Tuesday, January 11, 2011

NEW SUICIDE GIRLS ARTICLE and ALCOHOLICS ANONYMOUS


There's a new article by me on the safe-for-work Suicide Girls blog. Go here to read it. Yay!

A couple of days ago I attended my first ever Alcoholics Anonymous meeting. No. I'm not an alcoholic, nor am I particularly anonymous. But I was staying with a friend in Virginia and he was going, so he invited me along. Seeing as how I'm from Akron, Ohio, where Doctor Bob started AA, I felt it was my duty to go.

It was quite interesting and I'm still processing what I felt and learned from attending. There's a lot to be said for fellowship and social support when you're trying to do something difficult. Kicking addictions is not easy. The only physical addiction I ever had to kick was to caffeine. And that was really hard because I was so addicted to the stuff. I had a headache and nausea for a month and I knew all I needed to do to cure it was go out to the vending machine on the corner and buy some Boss iced coffee for 110 yen.

That's just because I'm not much for getting addicted to substances. My addictions are much deeper and harder to kick.

The false sense of self is very much like an addiction. And one way to make it easier to beat such an addiction is through fellowship with other people who have realized they're addicted to it and want to kick the habit.
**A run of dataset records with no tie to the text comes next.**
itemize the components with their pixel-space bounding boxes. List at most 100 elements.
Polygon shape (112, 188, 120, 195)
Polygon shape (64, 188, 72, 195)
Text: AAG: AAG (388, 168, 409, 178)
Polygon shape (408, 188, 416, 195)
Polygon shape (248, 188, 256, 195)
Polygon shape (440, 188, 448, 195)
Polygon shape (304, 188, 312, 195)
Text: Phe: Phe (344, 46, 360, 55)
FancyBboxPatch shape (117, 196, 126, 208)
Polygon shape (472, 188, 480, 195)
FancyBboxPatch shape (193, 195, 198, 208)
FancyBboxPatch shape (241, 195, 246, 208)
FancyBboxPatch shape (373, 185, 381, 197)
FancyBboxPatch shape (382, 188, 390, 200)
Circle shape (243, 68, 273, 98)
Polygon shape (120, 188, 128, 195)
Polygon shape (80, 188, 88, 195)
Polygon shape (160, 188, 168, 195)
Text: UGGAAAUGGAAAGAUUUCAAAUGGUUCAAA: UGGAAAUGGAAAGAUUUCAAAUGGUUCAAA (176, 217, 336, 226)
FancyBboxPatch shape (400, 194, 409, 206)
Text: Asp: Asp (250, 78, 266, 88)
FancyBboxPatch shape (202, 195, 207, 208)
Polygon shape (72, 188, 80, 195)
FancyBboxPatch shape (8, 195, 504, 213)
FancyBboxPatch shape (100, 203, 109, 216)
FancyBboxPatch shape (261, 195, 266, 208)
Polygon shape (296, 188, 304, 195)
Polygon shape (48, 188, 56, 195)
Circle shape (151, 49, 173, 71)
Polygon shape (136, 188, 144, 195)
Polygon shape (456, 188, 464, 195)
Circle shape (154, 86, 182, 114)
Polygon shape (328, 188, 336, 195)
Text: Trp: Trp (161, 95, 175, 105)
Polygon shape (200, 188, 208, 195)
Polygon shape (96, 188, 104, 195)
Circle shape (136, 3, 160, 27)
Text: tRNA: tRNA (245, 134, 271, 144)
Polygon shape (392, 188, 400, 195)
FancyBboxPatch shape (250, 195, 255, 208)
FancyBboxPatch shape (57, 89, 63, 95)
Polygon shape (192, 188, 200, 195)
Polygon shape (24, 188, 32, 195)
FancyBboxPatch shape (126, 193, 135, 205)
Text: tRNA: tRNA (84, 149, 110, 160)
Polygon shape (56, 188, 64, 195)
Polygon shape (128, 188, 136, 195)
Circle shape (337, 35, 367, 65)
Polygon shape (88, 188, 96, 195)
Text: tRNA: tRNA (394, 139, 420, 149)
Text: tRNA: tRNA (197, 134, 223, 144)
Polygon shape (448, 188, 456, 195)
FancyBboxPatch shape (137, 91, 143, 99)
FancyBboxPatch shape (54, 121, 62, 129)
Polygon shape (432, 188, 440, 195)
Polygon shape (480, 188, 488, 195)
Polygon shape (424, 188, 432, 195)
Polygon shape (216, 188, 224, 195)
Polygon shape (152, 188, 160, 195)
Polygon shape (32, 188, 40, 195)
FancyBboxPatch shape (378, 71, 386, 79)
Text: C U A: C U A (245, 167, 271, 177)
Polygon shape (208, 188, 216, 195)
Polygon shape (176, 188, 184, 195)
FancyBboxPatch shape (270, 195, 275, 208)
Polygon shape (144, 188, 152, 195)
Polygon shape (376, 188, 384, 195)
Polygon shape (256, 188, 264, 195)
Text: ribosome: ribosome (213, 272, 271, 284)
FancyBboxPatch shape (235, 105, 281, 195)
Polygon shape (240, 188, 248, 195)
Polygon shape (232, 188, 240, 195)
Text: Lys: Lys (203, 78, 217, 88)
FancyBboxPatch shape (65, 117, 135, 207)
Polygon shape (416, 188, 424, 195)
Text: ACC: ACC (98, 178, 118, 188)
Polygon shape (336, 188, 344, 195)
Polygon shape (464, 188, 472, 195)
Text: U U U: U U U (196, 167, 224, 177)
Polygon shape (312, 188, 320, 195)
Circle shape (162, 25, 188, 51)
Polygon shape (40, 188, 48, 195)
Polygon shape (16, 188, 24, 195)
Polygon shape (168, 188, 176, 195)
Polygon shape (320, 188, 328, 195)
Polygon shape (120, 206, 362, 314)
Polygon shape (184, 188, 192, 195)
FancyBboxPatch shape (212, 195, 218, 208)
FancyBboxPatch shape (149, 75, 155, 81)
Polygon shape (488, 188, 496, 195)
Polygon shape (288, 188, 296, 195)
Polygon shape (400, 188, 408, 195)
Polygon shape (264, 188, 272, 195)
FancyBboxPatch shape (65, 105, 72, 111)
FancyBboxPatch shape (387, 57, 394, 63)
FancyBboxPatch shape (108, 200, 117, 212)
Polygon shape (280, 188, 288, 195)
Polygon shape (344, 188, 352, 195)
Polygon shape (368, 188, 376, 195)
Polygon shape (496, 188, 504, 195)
A Zen monastery is a lot like an AA meeting but more intense since the addiction everyone is trying to root out is much deeper and more pernicious.

The basic ideas behind AA and Zen have a lot in common. Part of the methodology is based on shared faith and belief. Both AA and Zen also have the idea that you don't really have to believe exactly the same thing as the rest of the members of the group. It's enough to sort of pretend you do.

In AA one must acknowledge a "higher power" in one's life. It doesn't matter how that higher power is defined. And, at some level, it doesn't even matter if you really even believe in your higher power deep down. You just have to say that you do and play along with the game.

I think that's a tremendously brilliant strategy. It brings something more basic than the thinking mind into play. Going through the motions even if you don't believe in them does have a real effect. I tend to believe that the really harmful parts of religion start with the thinking mind's involvement in things. And the thinking mind doesn't really need to get involved.

Anyway, that's my little rant about AA. Thank you very much.